#### JSS

• 1350
• Math is math!
##### Re: Lake Minnewanka
« Reply #20 on: September 23, 2020, 01:05:39 AM »
I thought I would do some math on this problem just to see how high those waves would need to be.

Let's assume a flat lake and a distance of 7,000m to a boat 3m high.

That forms a 90 degree triangle with the angle at the camera of 0.024555332573647646 degrees to hit the top of the boat, an extremely shallow angle as expected.

But we can skip all the fancy Pythagorean math and just use a simple ratio.  7000m/3m gives us a ratio of 0.000428571.

So how high would the waves need to be to obscure the boat?

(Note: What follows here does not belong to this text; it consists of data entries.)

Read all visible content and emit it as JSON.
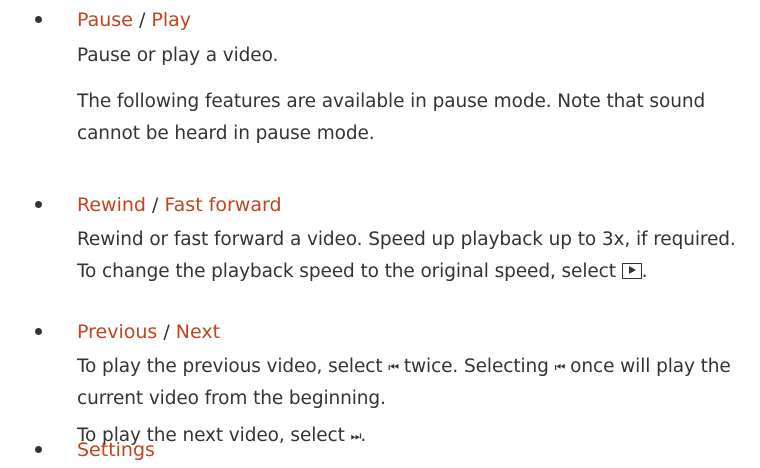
{
  "colors": {
    "heading": "#c0441d",
    "text": "#333333"
  },
  "items": [
    {
      "title": [
        "Pause",
        "Play"
      ],
      "separator": "/",
      "paragraphs": [
        "Pause or play a video.",
        "The following features are available in pause mode. Note that sound cannot be heard in pause mode."
      ]
    },
    {
      "title": [
        "Rewind",
        "Fast forward"
      ],
      "separator": "/",
      "paragraphs": [
        "Rewind or fast forward a video. Speed up playback up to 3x, if required. To change the playback speed to the original speed, select",
        "."
      ],
      "icon": "play-button-icon"
    },
    {
      "title": [
        "Previous",
        "Next"
      ],
      "separator": "/",
      "paragraphs": [
        "To play the previous video, select",
        "twice. Selecting",
        "once will play the current video from the beginning.",
        "To play the next video, select",
        "."
      ],
      "icons": [
        "previous-track-icon",
        "next-track-icon"
      ],
      "glyphs": {
        "previous": "⏮",
        "next": "⏭"
      }
    },
    {
      "title": [
        "Settings"
      ]
    }
  ]
}
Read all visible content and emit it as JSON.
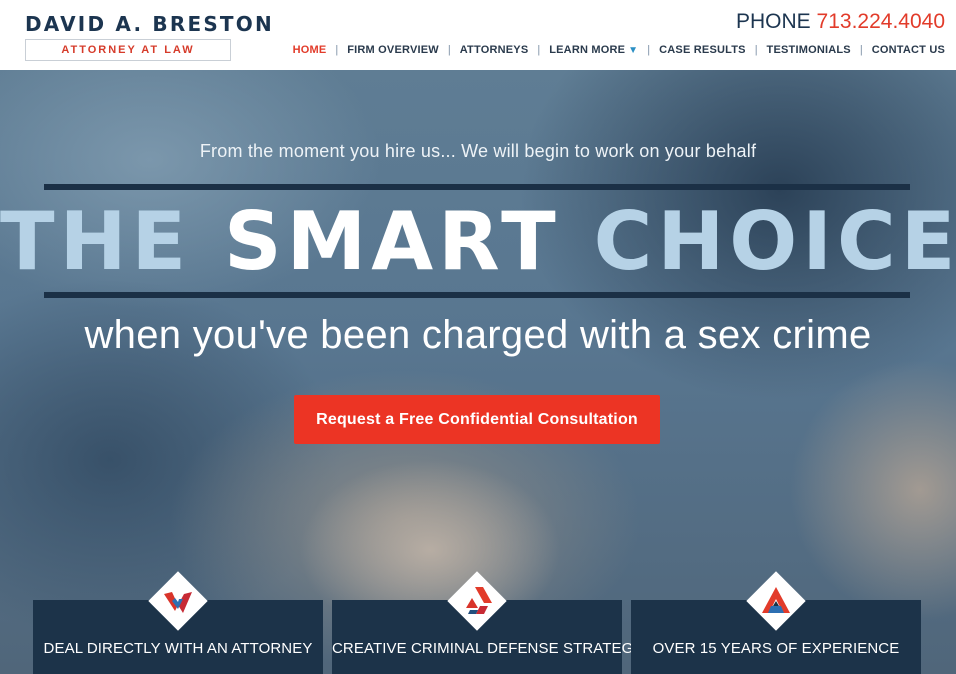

At 7000m they would need to be 7000 x 0.000428571 = 3m high.  Makes sense.
Halfway across the lake at 3500m they would need to be 3500 x 0.000428571 = 1.5m high.

I think it's clear from the video those waves are not 1.5m high. That's 5 feet.

It's hard to judge just how far out those waves are, but considering the zoom of the camera halfway seems reasonable.  The closer they are the shorter they need to be however.  Right in front of the camera they would only need to be perhaps 15cm high, about 6 inches.  Those waves don't look that high though, and the further away you get, the higher they will need to be.  I just don't see waves as a reasonable explanation here.

Those waves don't look anywhere near that high. If the bracket is 10cm high, those waves don't even come close to half that height. Maybe 2 inches at best.